For many in China, the smartphone will begin to resemble a "life hub" - a connected hub for people's lives, said the report.
Smartphone penetration is expected to be a new engine for the further growth of e-commerce in China. Forrester estimated that about 48 percent of all Chinese mobile phone subscribers would become smartphone users in 2014, rising to 64 percent in 2017.
Zhang Yanan, an analyst at IDC Market Research, said that the increasing number of Chinese smartphone users, as well as the building of the faster fourth-generation networks, will become the main drivers of the development of e-commerce in China in 2014.

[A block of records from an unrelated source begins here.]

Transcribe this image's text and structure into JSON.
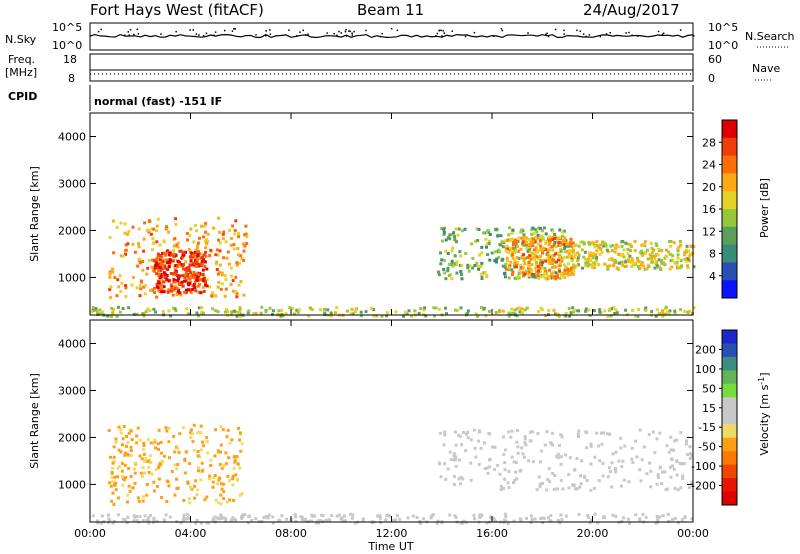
{
  "header": {
    "radar": "Fort Hays West (fitACF)",
    "beam": "Beam 11",
    "date": "24/Aug/2017"
  },
  "top_panels": {
    "nsky_label": "N.Sky",
    "nsky_ticks": [
      "10^5",
      "10^0"
    ],
    "nsearch_label": "N.Search",
    "nsearch_ticks": [
      "10^5",
      "10^0"
    ],
    "freq_label_line1": "Freq.",
    "freq_label_line2": "[MHz]",
    "freq_ticks": [
      "18",
      "8"
    ],
    "nave_label": "Nave",
    "nave_ticks": [
      "60",
      "0"
    ],
    "cpid_label": "CPID",
    "cpid_text": "normal (fast) -151 IF"
  },
  "colors": {
    "power_scale": [
      "#0a14ff",
      "#2850b4",
      "#3a8c7a",
      "#5aa05a",
      "#96c83c",
      "#e6d228",
      "#ffaa14",
      "#ff6e0a",
      "#f03c0a",
      "#dc0000"
    ],
    "velocity_scale": [
      "#1e28c8",
      "#2850b4",
      "#3c8c82",
      "#64b45a",
      "#78dc3c",
      "#c8c8c8",
      "#c8c8c8",
      "#f0dc64",
      "#ffa014",
      "#ff7800",
      "#f04600",
      "#e61400",
      "#dc0000"
    ]
  },
  "chart_data": [
    {
      "type": "heatmap",
      "name": "power",
      "ylabel": "Slant Range [km]",
      "yticks": [
        "1000",
        "2000",
        "3000",
        "4000"
      ],
      "ylim": [
        200,
        4500
      ],
      "colorbar_label": "Power [dB]",
      "colorbar_ticks": [
        "4",
        "8",
        "12",
        "16",
        "20",
        "24",
        "28"
      ],
      "colorbar_range": [
        0,
        30
      ],
      "regions": [
        {
          "t": [
            0.7,
            6.2
          ],
          "r": [
            600,
            2300
          ],
          "v": 20
        },
        {
          "t": [
            2.5,
            4.6
          ],
          "r": [
            700,
            1600
          ],
          "v": 26
        },
        {
          "t": [
            13.8,
            19.0
          ],
          "r": [
            1000,
            2100
          ],
          "v": 12
        },
        {
          "t": [
            16.5,
            19.2
          ],
          "r": [
            1000,
            1900
          ],
          "v": 20
        },
        {
          "t": [
            19.0,
            24.0
          ],
          "r": [
            1200,
            1800
          ],
          "v": 16
        },
        {
          "t": [
            0.0,
            24.0
          ],
          "r": [
            200,
            400
          ],
          "v": 14
        }
      ]
    },
    {
      "type": "heatmap",
      "name": "velocity",
      "ylabel": "Slant Range [km]",
      "yticks": [
        "1000",
        "2000",
        "3000",
        "4000"
      ],
      "ylim": [
        200,
        4500
      ],
      "colorbar_label": "Velocity [m s^-1]",
      "colorbar_ticks": [
        "200",
        "100",
        "50",
        "15",
        "-15",
        "-50",
        "-100",
        "-200"
      ],
      "colorbar_range": [
        -250,
        250
      ],
      "regions": [
        {
          "t": [
            0.7,
            6.0
          ],
          "r": [
            600,
            2300
          ],
          "v": -60
        },
        {
          "t": [
            13.8,
            24.0
          ],
          "r": [
            900,
            2200
          ],
          "v": 0
        },
        {
          "t": [
            0.0,
            24.0
          ],
          "r": [
            200,
            400
          ],
          "v": 30
        }
      ]
    }
  ],
  "x_axis": {
    "label": "Time UT",
    "ticks": [
      "00:00",
      "04:00",
      "08:00",
      "12:00",
      "16:00",
      "20:00",
      "00:00"
    ],
    "xlim": [
      0,
      24
    ]
  }
}
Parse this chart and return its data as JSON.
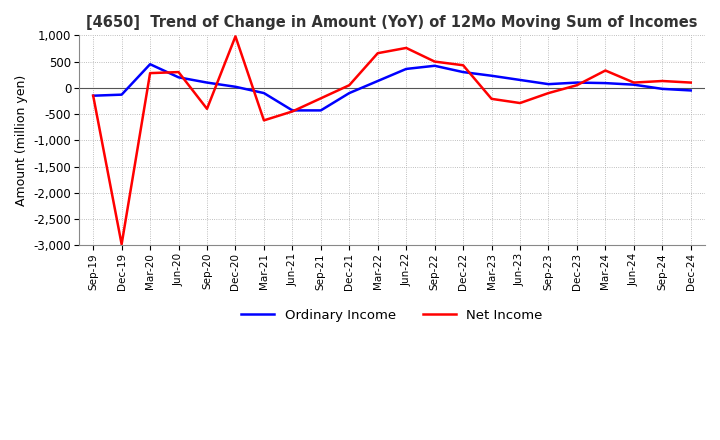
{
  "title": "[4650]  Trend of Change in Amount (YoY) of 12Mo Moving Sum of Incomes",
  "ylabel": "Amount (million yen)",
  "x_labels": [
    "Sep-19",
    "Dec-19",
    "Mar-20",
    "Jun-20",
    "Sep-20",
    "Dec-20",
    "Mar-21",
    "Jun-21",
    "Sep-21",
    "Dec-21",
    "Mar-22",
    "Jun-22",
    "Sep-22",
    "Dec-22",
    "Mar-23",
    "Jun-23",
    "Sep-23",
    "Dec-23",
    "Mar-24",
    "Jun-24",
    "Sep-24",
    "Dec-24"
  ],
  "ordinary_income": [
    -150,
    -130,
    450,
    200,
    100,
    20,
    -100,
    -430,
    -430,
    -100,
    130,
    360,
    420,
    300,
    230,
    150,
    70,
    100,
    90,
    60,
    -20,
    -50
  ],
  "net_income": [
    -150,
    -2980,
    280,
    300,
    -400,
    980,
    -620,
    -450,
    -200,
    50,
    660,
    760,
    500,
    430,
    -210,
    -290,
    -100,
    50,
    330,
    100,
    130,
    100
  ],
  "ylim": [
    -3000,
    1000
  ],
  "yticks": [
    1000,
    500,
    0,
    -500,
    -1000,
    -1500,
    -2000,
    -2500,
    -3000
  ],
  "ordinary_color": "#0000ff",
  "net_color": "#ff0000",
  "grid_color": "#aaaaaa",
  "plot_bg_color": "#ffffff",
  "legend_ordinary": "Ordinary Income",
  "legend_net": "Net Income"
}
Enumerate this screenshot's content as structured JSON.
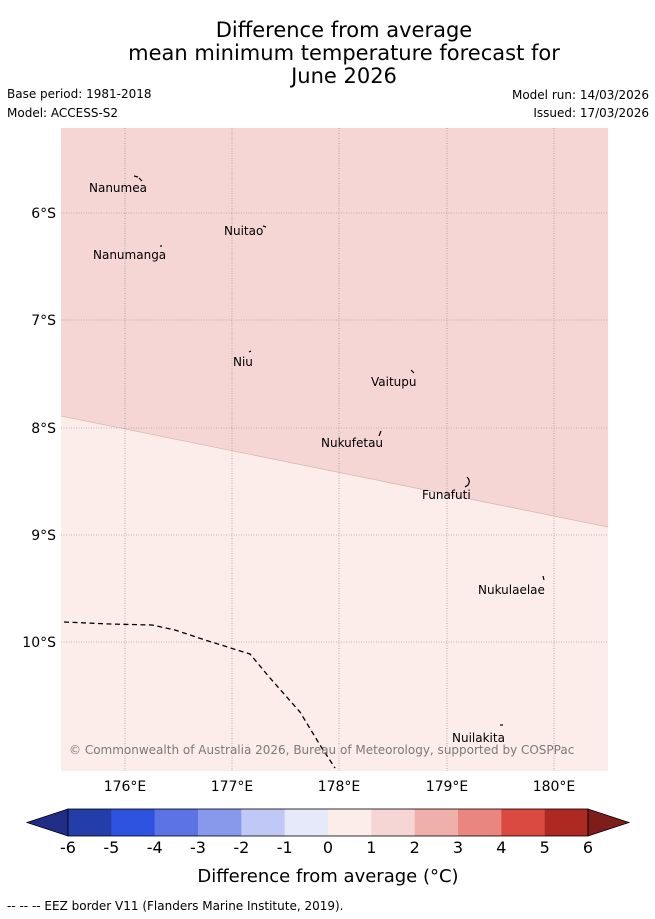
{
  "title": {
    "line1": "Difference from average",
    "line2": "mean minimum temperature forecast for",
    "line3": "June 2026"
  },
  "info": {
    "base_period": "Base period: 1981-2018",
    "model": "Model: ACCESS-S2",
    "model_run": "Model run: 14/03/2026",
    "issued": "Issued: 17/03/2026"
  },
  "map": {
    "lat_labels": [
      "6°S",
      "7°S",
      "8°S",
      "9°S",
      "10°S"
    ],
    "lon_labels": [
      "176°E",
      "177°E",
      "178°E",
      "179°E",
      "180°E"
    ],
    "places": [
      "Nanumea",
      "Nuitao",
      "Nanumanga",
      "Niu",
      "Vaitupu",
      "Nukufetau",
      "Funafuti",
      "Nukulaelae",
      "Nuilakita"
    ],
    "copyright": "© Commonwealth of Australia 2026, Bureau of Meteorology, supported by COSPPac",
    "zone_colors": {
      "upper": "#f5d6d5",
      "lower": "#fcecea"
    }
  },
  "colorbar": {
    "ticks": [
      "-6",
      "-5",
      "-4",
      "-3",
      "-2",
      "-1",
      "0",
      "1",
      "2",
      "3",
      "4",
      "5",
      "6"
    ],
    "colors": [
      "#243ea9",
      "#2e52e0",
      "#5b73e5",
      "#8899ec",
      "#c0c8f5",
      "#e6e9fa",
      "#fcecea",
      "#f5d6d5",
      "#efafaa",
      "#e98680",
      "#db4a40",
      "#ad2922"
    ],
    "low_extend_color": "#1f2d86",
    "high_extend_color": "#7d1e1a",
    "label": "Difference from average (°C)"
  },
  "footer": "-- -- -- EEZ border V11 (Flanders Marine Institute, 2019)."
}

"I predict that the growth momentum of personal computer-based online shopping will be slower in 2014 while online purchases that are made through mobile devices will grow from at least 60 percent to more than 100 percent year-on-year in 2014," said Zhang.
The growing importance of smartphones led to fierce competition among Internet giants in China in 2013. For example, both Alibaba Group Holding Ltd and Tencent Holdings Ltd made aggressive moves to promote their mobile chatting apps in a move to secure their leading positions in the mobile Internet sector.
Although Alibaba enjoys a dominant position in China's e-commerce market and Tencent's WeChat has more than 400 million registered users, analysts said that the dust has not settled in China's mobile Internet market.
With customer experience surging as a priority in China's extremely competitive tech market, big data and analytics will gain popularity, especially among retailers as well as banking and financial services organizations, Forrester predicted.